Gravidanza sicura grazie ad un sistema di controllo che limita al minimo i pericoli. La tecnologia detta tempi e regole per non incorrere in errori

di P.A.
Il Grande Fratello sbarca in sala operatoria. Non quello della tv, ma quello del romanzo di Orwell: una specie di occhio costantemente vigile, che controlla tutto e tutti e sa sempre cosa fare in ogni momento. A inventare questo programma è stato l'ospedale Sacco di Milano, che l'ha disegnato con l'idea di ridurre il più possibile i rischi della gravidanza.

Si tratta di un vero e proprio software che la struttura ha realizzato con l'aiuto del Politecnico di Milano: all'interno del programma (che segue le linee guida internazionali delle Società di ostetricia e ginecologia) i medici inseriscono i risultati degli esami con i quali monitorano costantemente sia la donna che il bambino; al minimo segnale di allarme il computer avverte i sanitari e li indirizza verso la soluzione più indicata.

Quello che fa il programma, però, non è prendere decisioni, che spettano solo ai medici: semplicemente gestisce al meglio le risorse e le coordina, in modo da ottimizzare il personale e gli strumenti clinici a disposizione. Per fare un esempio, il programma sarebbe molto utile in una situazione in cui ci siano sei parti contemporaneamente, e solo quattro sale parto o anestesisti a disposizione: grazie ai dati costantemente aggiornati nel software, il computer è in grado di sapere quale donna ha bisogno di più assistenza o è più a rischio delle altre, e può far concentrare le risorse prima su di lei. In questo modo, il parto diventa ancora più sicuro.
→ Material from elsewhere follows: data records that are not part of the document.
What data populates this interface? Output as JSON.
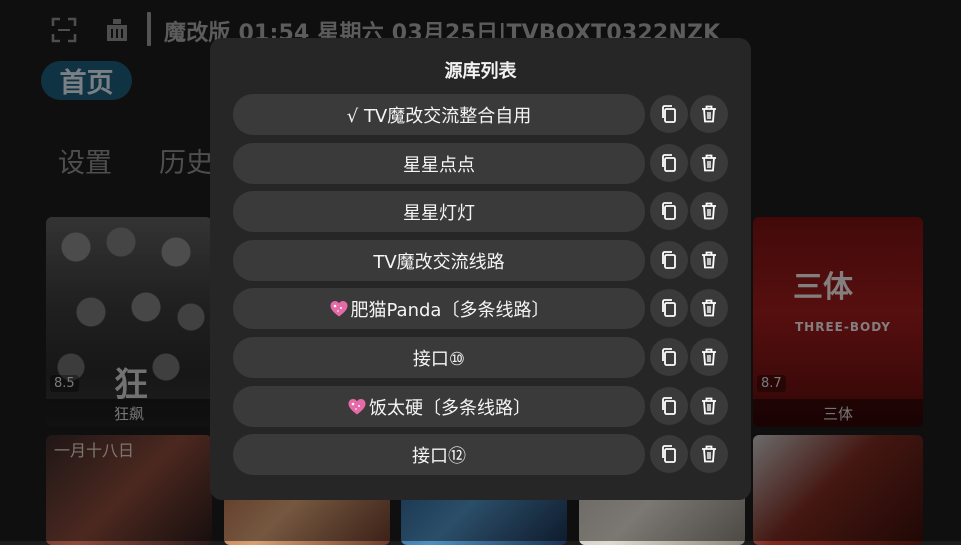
{
  "header": {
    "title_line": "魔改版 01:54 星期六 03月25日|TVBOXT0322NZK"
  },
  "nav": {
    "home": "首页",
    "settings": "设置",
    "history": "历史"
  },
  "posters": [
    {
      "title": "狂飙",
      "rating": "8.5",
      "art_text": "狂"
    },
    {
      "title": "三体",
      "rating": "8.7",
      "art_text": "三体",
      "art_sub": "THREE-BODY"
    }
  ],
  "row2": {
    "first_text": "一月十八日"
  },
  "dialog": {
    "title": "源库列表",
    "items": [
      {
        "label": "√ TV魔改交流整合自用",
        "icon": ""
      },
      {
        "label": "星星点点",
        "icon": ""
      },
      {
        "label": "星星灯灯",
        "icon": ""
      },
      {
        "label": "TV魔改交流线路",
        "icon": ""
      },
      {
        "label": "肥猫Panda〔多条线路〕",
        "icon": "sparkling-heart-icon"
      },
      {
        "label": "接口⑩",
        "icon": ""
      },
      {
        "label": "饭太硬〔多条线路〕",
        "icon": "sparkling-heart-icon"
      },
      {
        "label": "接口⑫",
        "icon": ""
      }
    ],
    "accent_heart_color": "#e66aa8",
    "nav_active_color": "#1d5d7b"
  }
}
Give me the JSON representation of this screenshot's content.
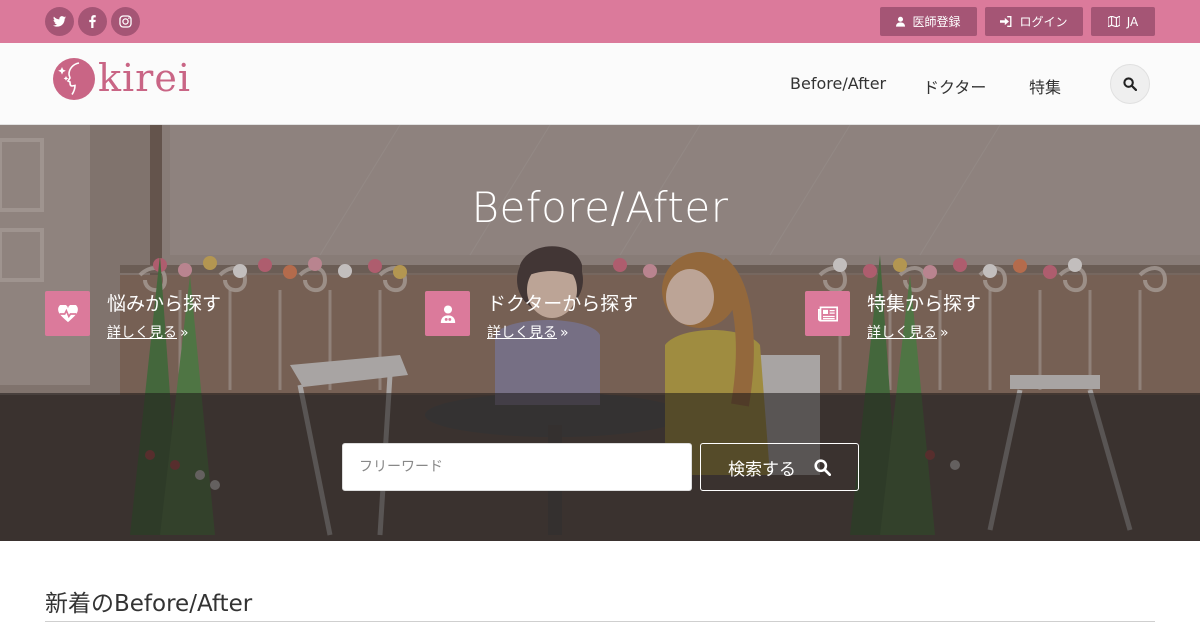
{
  "colors": {
    "brand_pink": "#db7a9b",
    "button_dark_pink": "#a55575",
    "logo_pink": "#c96585"
  },
  "topbar": {
    "social": [
      {
        "icon": "twitter-icon"
      },
      {
        "icon": "facebook-icon"
      },
      {
        "icon": "instagram-icon"
      }
    ],
    "doctor_register_label": "医師登録",
    "login_label": "ログイン",
    "language_label": "JA"
  },
  "header": {
    "logo_text": "kirei",
    "nav": [
      "Before/After",
      "ドクター",
      "特集"
    ],
    "search_icon": "search-icon"
  },
  "hero": {
    "title": "Before/After",
    "features": [
      {
        "icon": "heartbeat-icon",
        "title": "悩みから探す",
        "link": "詳しく見る",
        "arrow": "»"
      },
      {
        "icon": "doctor-icon",
        "title": "ドクターから探す",
        "link": "詳しく見る",
        "arrow": "»"
      },
      {
        "icon": "newspaper-icon",
        "title": "特集から探す",
        "link": "詳しく見る",
        "arrow": "»"
      }
    ],
    "search": {
      "placeholder": "フリーワード",
      "value": "",
      "button_label": "検索する"
    }
  },
  "section": {
    "title": "新着のBefore/After"
  }
}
"Per ora - dice Irene Cetin, direttore dell'Unità di ginecologia del Sacco e ideatrice del sotware - è sperimentato in pazienti a basso rischio, in travaglio fisiologico. Viene tutto registrato, e a posteriori si può ricostruire come il rischio è stato gestito". "Il software - conclude l'esperta - permette inoltre una migliore comunicazione tra medici e operatori, ma anche con la paziente. È chiaro che questo potrebbe essere fatto anche verbalmente, ma tutto quello che ci aiuta a razionalizzare è un vantaggio», basti pensare al "passaggio di consegne" tra medici diversi a un cambio turno. La sperimentazione del software durerà fino alla prossima estate.